Exponentiating both sides of x = ln(4 – 4x)

I tried what Otis said to exponentiate both sides and it worked.
x = ln(4-4x)
Now raising to the power of e on both sides, we have:
e^x = 4-4x
Taking half of both sides:
1/2 e^x = 2-2x
Adding 3:
1/2 e^x + 3 = 5 - 2x
Now since I had the equation of the graph on the LHS I drew the line 5 - 2x on the same grid, and the curve and the line intersected to give me the right solution.
Thanks everybody!

 

[Dr.Peterson]

I tried what Otis said to exponentiate both sides and it worked.
x = ln(4-4x)
Now raising to the power of e on both sides, we have:
e^x = 4-4x
Taking half of both sides:
1/2 e^x = 2-2x
Adding 3:
1/2 e^x + 3 = 5 - 2x
Now since I had the equation of the graph on the LHS I drew the line 5 - 2x on the same grid, and the curve and the line intersected to give me the right solution.
Thanks everybody!

Yes, with this interpretation of the problem, it is easy.

I'd still be interested to see the evidence you mentioned that the book treats log a(b) as (log a)(b); I am interested in the variations of the order of operations, especially what people do without formal rules. (I discussed similar issues with trig functions here.)

 

[Tanish Shukla]

Yes, with this interpretation of the problem, it is easy.

I'd still be interested to see the evidence you mentioned that the book treats log a(b) as (log a)(b); I am interested in the variations of the order of operations, especially what people do without formal rules. (I discussed similar issues with trig functions here.)

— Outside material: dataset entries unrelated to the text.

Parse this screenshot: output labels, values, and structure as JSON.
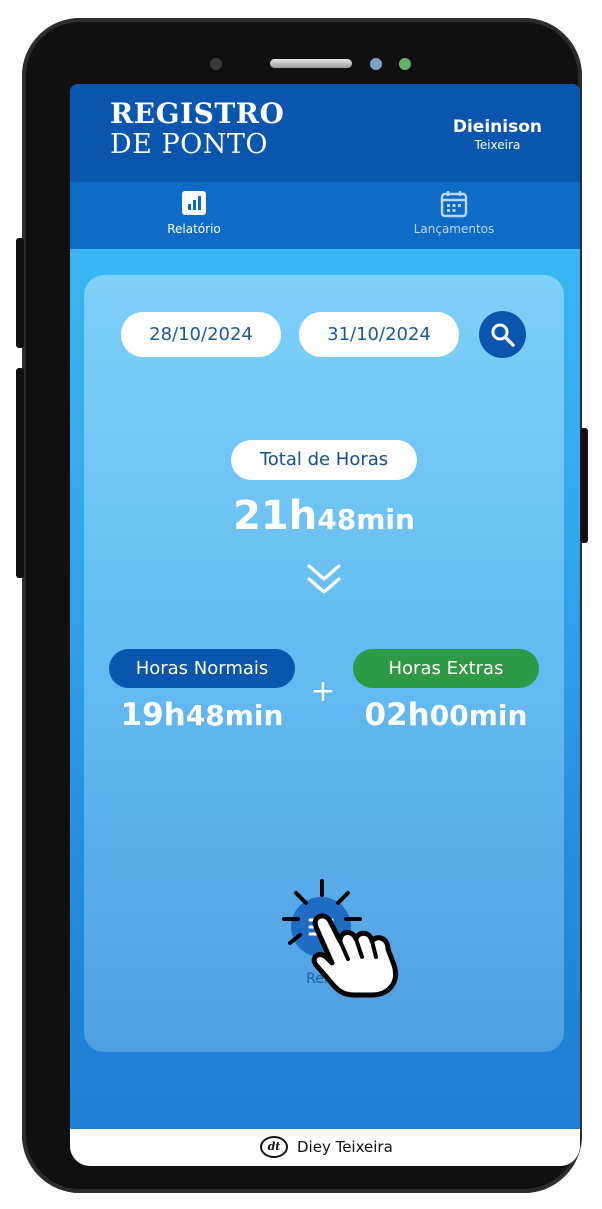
{
  "header": {
    "title_line1": "REGISTRO",
    "title_line2": "DE PONTO",
    "user_first_name": "Dieinison",
    "user_last_name": "Teixeira"
  },
  "tabs": [
    {
      "label": "Relatório",
      "icon": "bar-chart-icon",
      "active": true
    },
    {
      "label": "Lançamentos",
      "icon": "calendar-icon",
      "active": false
    }
  ],
  "filters": {
    "start_date": "28/10/2024",
    "end_date": "31/10/2024",
    "search_icon": "search-icon"
  },
  "summary": {
    "total_label": "Total de Horas",
    "total_hours": "21h",
    "total_minutes": "48min",
    "normal_label": "Horas Normais",
    "normal_hours": "19h",
    "normal_minutes": "48min",
    "extra_label": "Horas Extras",
    "extra_hours": "02h",
    "extra_minutes": "00min",
    "plus_sign": "+"
  },
  "report_button": {
    "label": "Relat",
    "icon": "report-list-icon"
  },
  "footer": {
    "logo_text": "dt",
    "brand": "Diey Teixeira"
  },
  "colors": {
    "header_blue": "#0a55ad",
    "tab_blue": "#0d6bc7",
    "normal_pill": "#0a55ad",
    "extra_pill": "#2e9a45"
  }
}
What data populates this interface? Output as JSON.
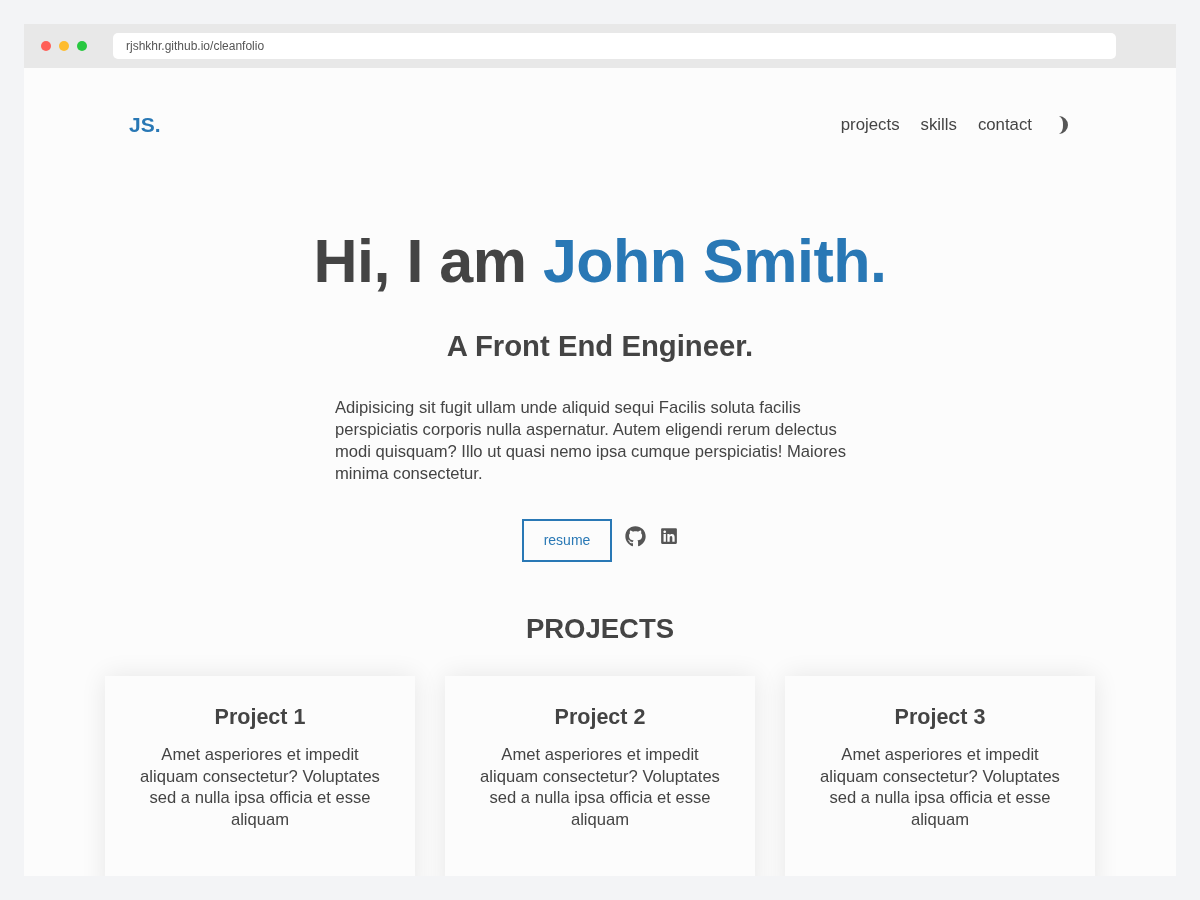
{
  "browser": {
    "url": "rjshkhr.github.io/cleanfolio"
  },
  "header": {
    "logo": "JS.",
    "nav": [
      "projects",
      "skills",
      "contact"
    ]
  },
  "hero": {
    "greeting": "Hi, I am",
    "name": "John Smith.",
    "role": "A Front End Engineer.",
    "description": "Adipisicing sit fugit ullam unde aliquid sequi Facilis soluta facilis perspiciatis corporis nulla aspernatur. Autem eligendi rerum delectus modi quisquam? Illo ut quasi nemo ipsa cumque perspiciatis! Maiores minima consectetur.",
    "resume_button": "resume"
  },
  "projects": {
    "heading": "PROJECTS",
    "cards": [
      {
        "title": "Project 1",
        "description": "Amet asperiores et impedit aliquam consectetur? Voluptates sed a nulla ipsa officia et esse aliquam"
      },
      {
        "title": "Project 2",
        "description": "Amet asperiores et impedit aliquam consectetur? Voluptates sed a nulla ipsa officia et esse aliquam"
      },
      {
        "title": "Project 3",
        "description": "Amet asperiores et impedit aliquam consectetur? Voluptates sed a nulla ipsa officia et esse aliquam"
      }
    ]
  }
}
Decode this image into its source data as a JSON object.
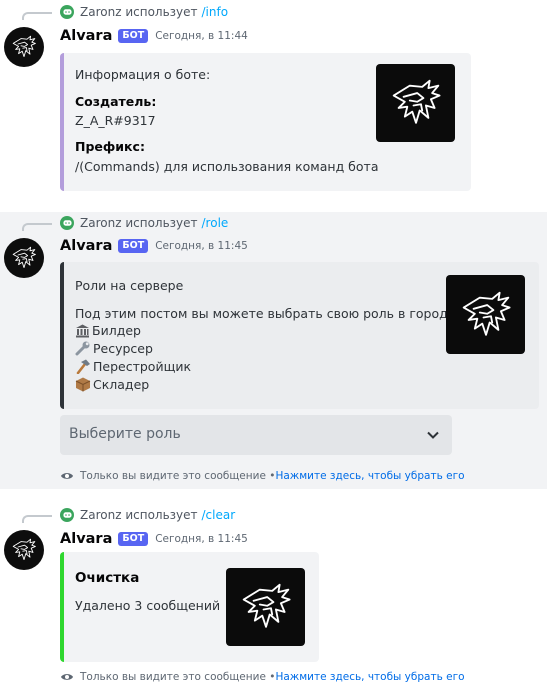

The book covers logs quite briefly so there aren't many instances of your examples being used; however now that you mention this, I have realized that the use of log (ab) and (log a)(b) is used quite interchangeably in the book.
Here are some examples with and without parentheses, used in the book:


I suppose that given the "context" of the question, one would be able to differentiate (that was a horrible math pun) between log with and without the parentheses.
I also checked the answer key of the book and it turned out that my solution was indeed correct, implying that the book DID actually mean ln[4(1-x)].
I also skimmed the website that you linked briefly and found it quite interesting, almost as if people speak in different "dialects" of math, if you will.
If you are interested in the name of the book that this question is from, it is the Pearson Edexcel Further Pure Mathematics Student Book (ISBN 9780435044145).

 

[Dr.Peterson]

The book covers logs quite briefly so there aren't many instances of your examples being used; however now that you mention this, I have realized that the use of log (ab) and (log a)(b) is used quite interchangeably in the book.
Here are some examples with and without parentheses, used in the book:
View attachment 38222
View attachment 38223
I suppose that given the "context" of the question, one would be able to differentiate (that was a horrible math pun) between log with and without the parentheses.
I also checked the answer key of the book and it turned out that my solution was indeed correct, implying that the book DID actually mean ln[4(1-x)].
I also skimmed the website that you linked briefly and found it quite interesting, almost as if people speak in different "dialects" of math, if you will.
If you are interested in the name of the book that this question is from, it is the Pearson Edexcel Further Pure Mathematics Student Book (ISBN 9780435044145).

Your examples show that log xy is taken to mean log(xy), so it doesn't really support taking [imath]\log 4(1-x)[/imath] as anything other than [imath]\log(4(1-x))[/imath].

The (standard) order of operations rule they're following is that multiplication has precedence over logs; it's just easier to misread your problem than one with no parentheses at all.

Also, they clearly follow the tradition of putting parentheses around the argument of a log only when they feel like it, not for any consistent reason; they would be perfectly consistent to write [imath]\log_ax^3y^4z[/imath] instead of [imath]\log_a(x^3y^4z)[/imath]

The main lesson is, when you read a log not immediately followed by a parenthesis, consider the possibility that you may not be reading what was intended. And when you write a log, use parentheses unless it's clear no one can misread it!